It is impossible to outline all the features of VTune and indeed many of these tools described in this paper, however, the interested reader is directed to the references.

Intel Thread Checker

The Intel Thread Checker is a plug-in for the VTune debugging environment. It can be used to locate hard to find threading errors such as race conditions and deadlocks.

sar

The system activity reporter (sar) is a lightweight open source tool licensed under GPL that is used for collecting system-wide performance measures. The tool is generally installed by default on Linux, however, sometimes it may need to be installed using the sysstats package. Like top and ps, sar collects data from operating system counters via the proc file system. It provides performance data at system-level granularity reporting on a wide variety of metrics such as CPU usage, disk IO, memory, network IO, and IRQ. The tool can update these values at intervals of a minimum of 1 second.

sar can only provide information at system-level granularity and is used only to provide snapshots and overviews of overall system performance. Spurious or unexpected measurements from sar can be a first indication of performance issues of the system as a whole or of a single process or group of processes. It can be configured to run in the background, constantly providing a readily accessible database of system performance at any second during the day.

Figure 7: sar System-wide CPU Usage View

Figure 8: sar System-wide Memory Usage View

LTT

Linux Trace Toolkit (LTT) consists of a kernel patch and tool chain that gives the user the ability to trace events on the system. These events can be system kernel events (such as context switches, or system calls, and so on) or any application-level event. It is GPL licensed and has minimum impact to the run-time performance of traced applications. It can be used to isolate performance problems on parallel and real-time systems and analyze application timing. Any code that the user would like to be analyzed needs to be recompiled to be instrumented by LTT.

Alternatively, LTTng (Next Generation) is also available, which adds features such as a GUI Trace Viewer. See Figure 9.
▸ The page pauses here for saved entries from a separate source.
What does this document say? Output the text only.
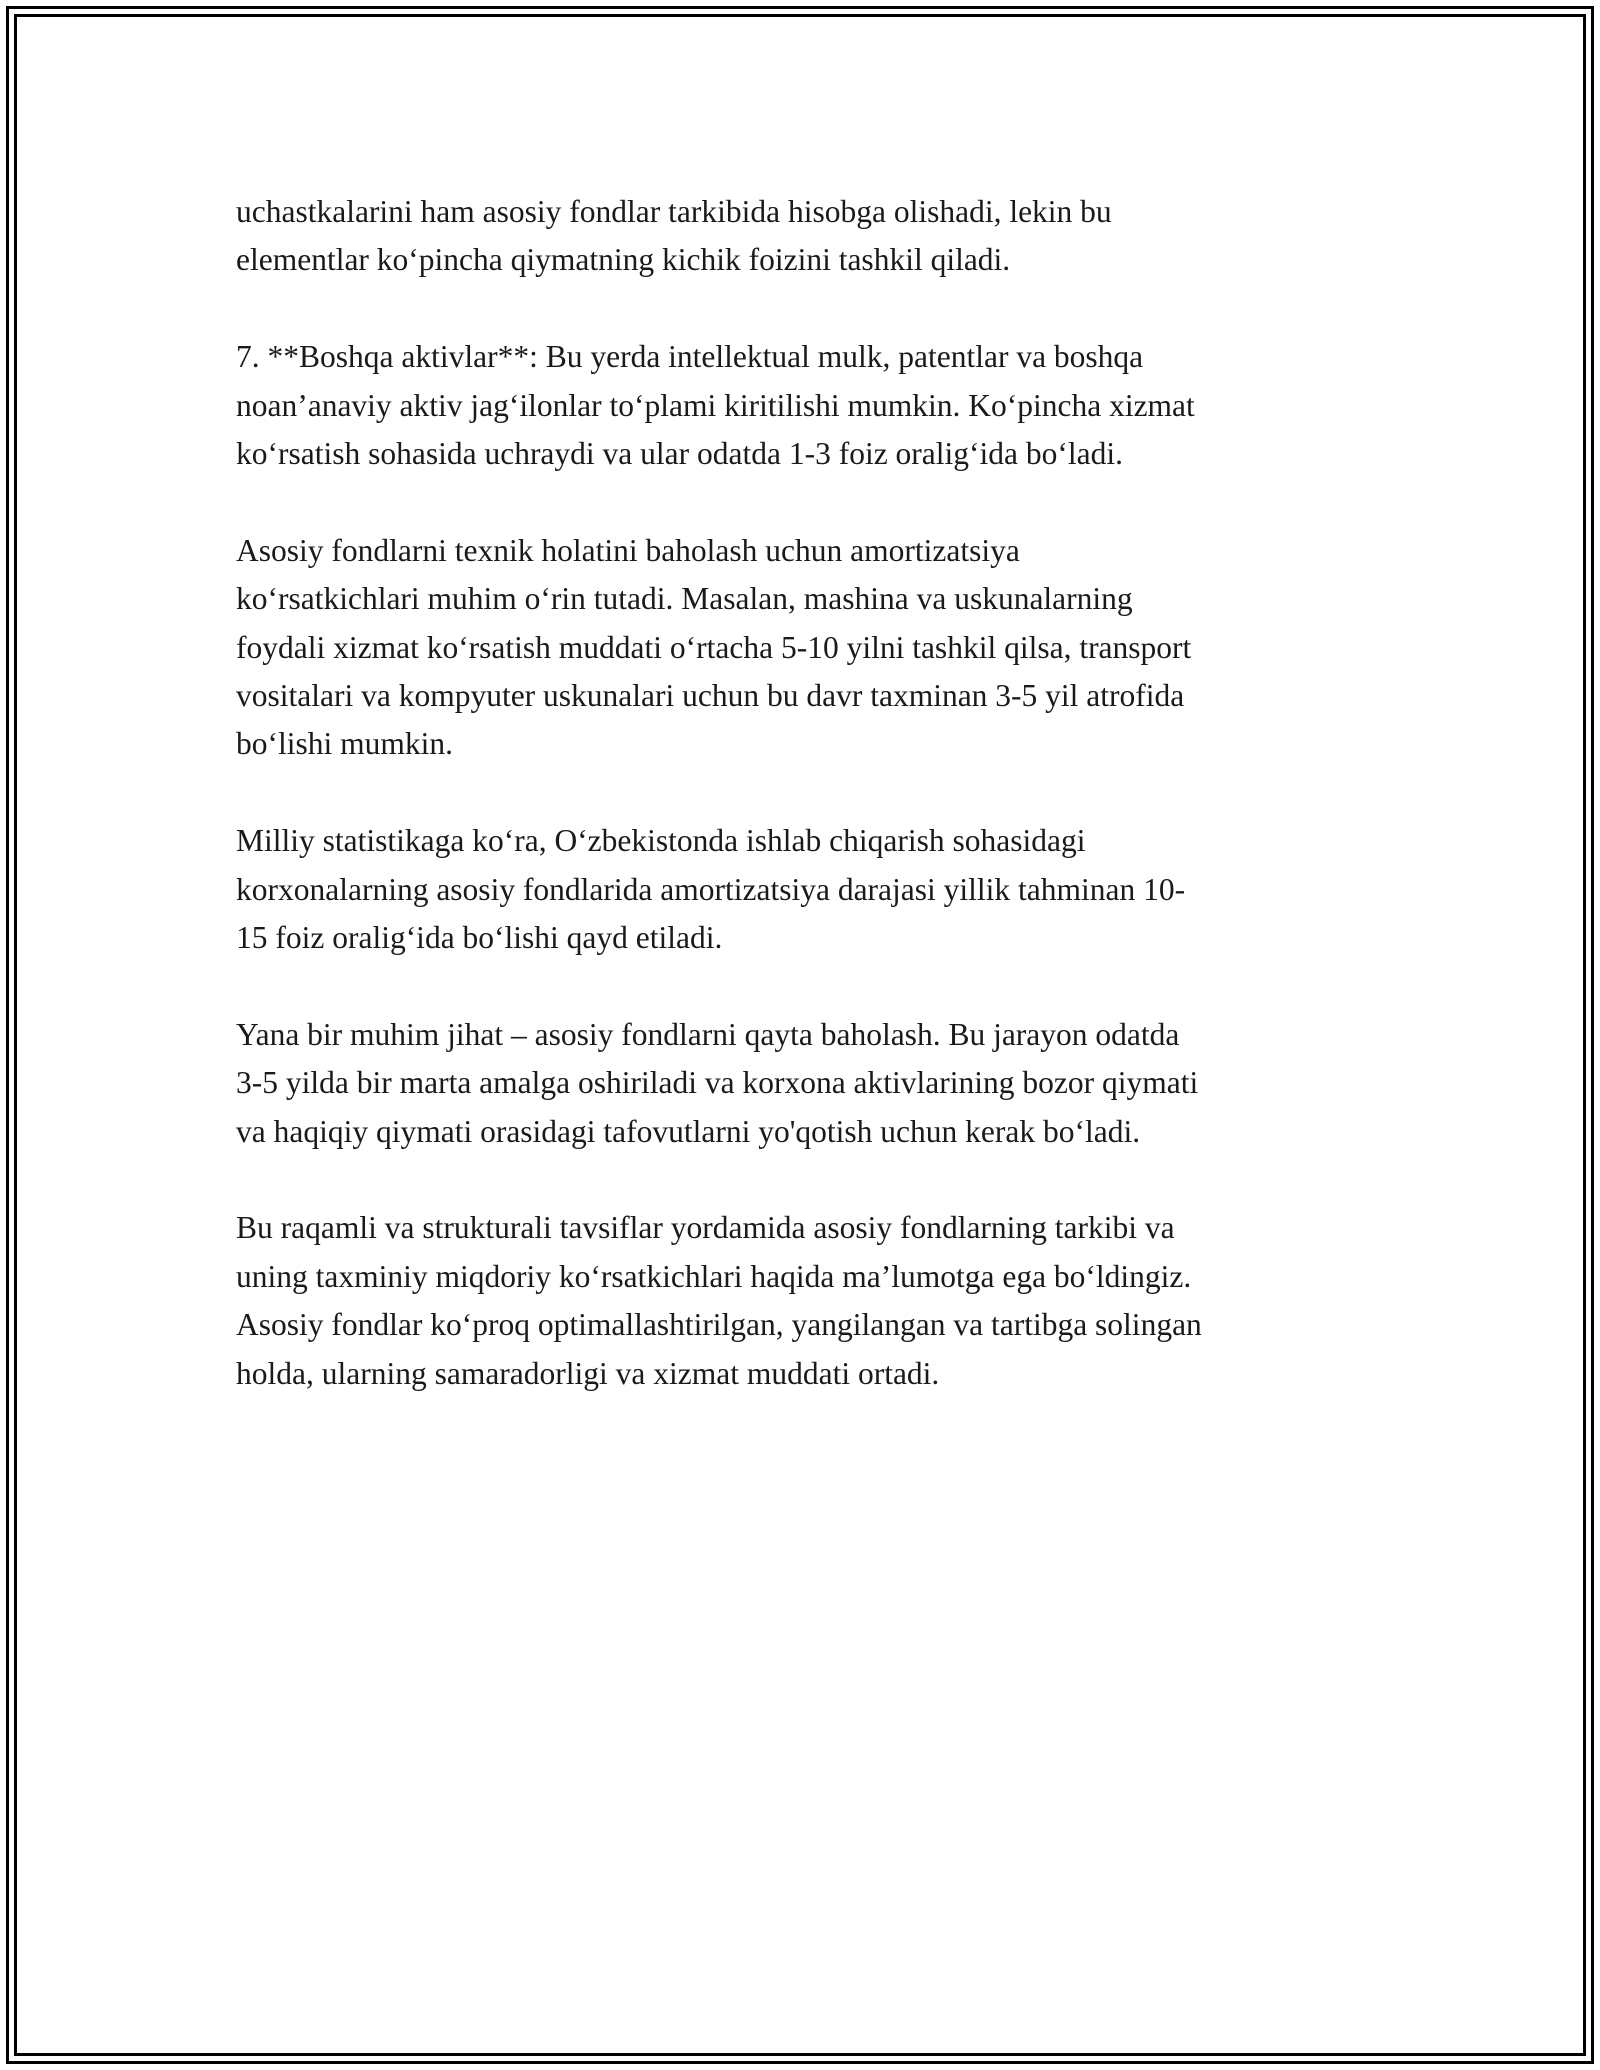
uchastkalarini ham asosiy fondlar tarkibida hisobga olishadi, lekin bu
elementlar ko‘pincha qiymatning kichik foizini tashkil qiladi.

7. **Boshqa aktivlar**: Bu yerda intellektual mulk, patentlar va boshqa
noan’anaviy aktiv jag‘ilonlar to‘plami kiritilishi mumkin. Ko‘pincha xizmat
ko‘rsatish sohasida uchraydi va ular odatda 1-3 foiz oralig‘ida bo‘ladi.

Asosiy fondlarni texnik holatini baholash uchun amortizatsiya
ko‘rsatkichlari muhim o‘rin tutadi. Masalan, mashina va uskunalarning
foydali xizmat ko‘rsatish muddati o‘rtacha 5-10 yilni tashkil qilsa, transport
vositalari va kompyuter uskunalari uchun bu davr taxminan 3-5 yil atrofida
bo‘lishi mumkin.

Milliy statistikaga ko‘ra, O‘zbekistonda ishlab chiqarish sohasidagi
korxonalarning asosiy fondlarida amortizatsiya darajasi yillik tahminan 10-
15 foiz oralig‘ida bo‘lishi qayd etiladi.

Yana bir muhim jihat – asosiy fondlarni qayta baholash. Bu jarayon odatda
3-5 yilda bir marta amalga oshiriladi va korxona aktivlarining bozor qiymati
va haqiqiy qiymati orasidagi tafovutlarni yo'qotish uchun kerak bo‘ladi.

Bu raqamli va strukturali tavsiflar yordamida asosiy fondlarning tarkibi va
uning taxminiy miqdoriy ko‘rsatkichlari haqida ma’lumotga ega bo‘ldingiz.
Asosiy fondlar ko‘proq optimallashtirilgan, yangilangan va tartibga solingan
holda, ularning samaradorligi va xizmat muddati ortadi.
Figure 9: Sample LTTng Viewer

iostat

The iostat command is used for monitoring system input/output block device loading. With multiple block devices in the system, it can be useful to determine which device(s) is currently the bottleneck. iostat provides a per device view of the number of transfers per second on each device as well as read and write rates. See Figure 10, for an example of the "extended iostat device" only output during a large file copy. Note: Observe the temporary increase in device activity while the file was being copied.

Figure 10: Sample iostat View (File Copy Example)

iotop

iotop is a Python program with a top-like user interface that can be used to associate processes with I/O. It requires Python version 2.5 or greater and a Linux kernel version 2.6.20 or later with the TASK_DELAY_ACCT and TASK_IO_ACCOUNTING options enabled. Therefore, a potential recompilation of the kernel may be required if these options have not been enabled by default. iotop is licensed under GPL. iotop provides data regarding the amount of Disk IO occurring within the system on a per process basis. This lets users determine which applications are using the disk(s) the most.

Figure 11: Sample iotop View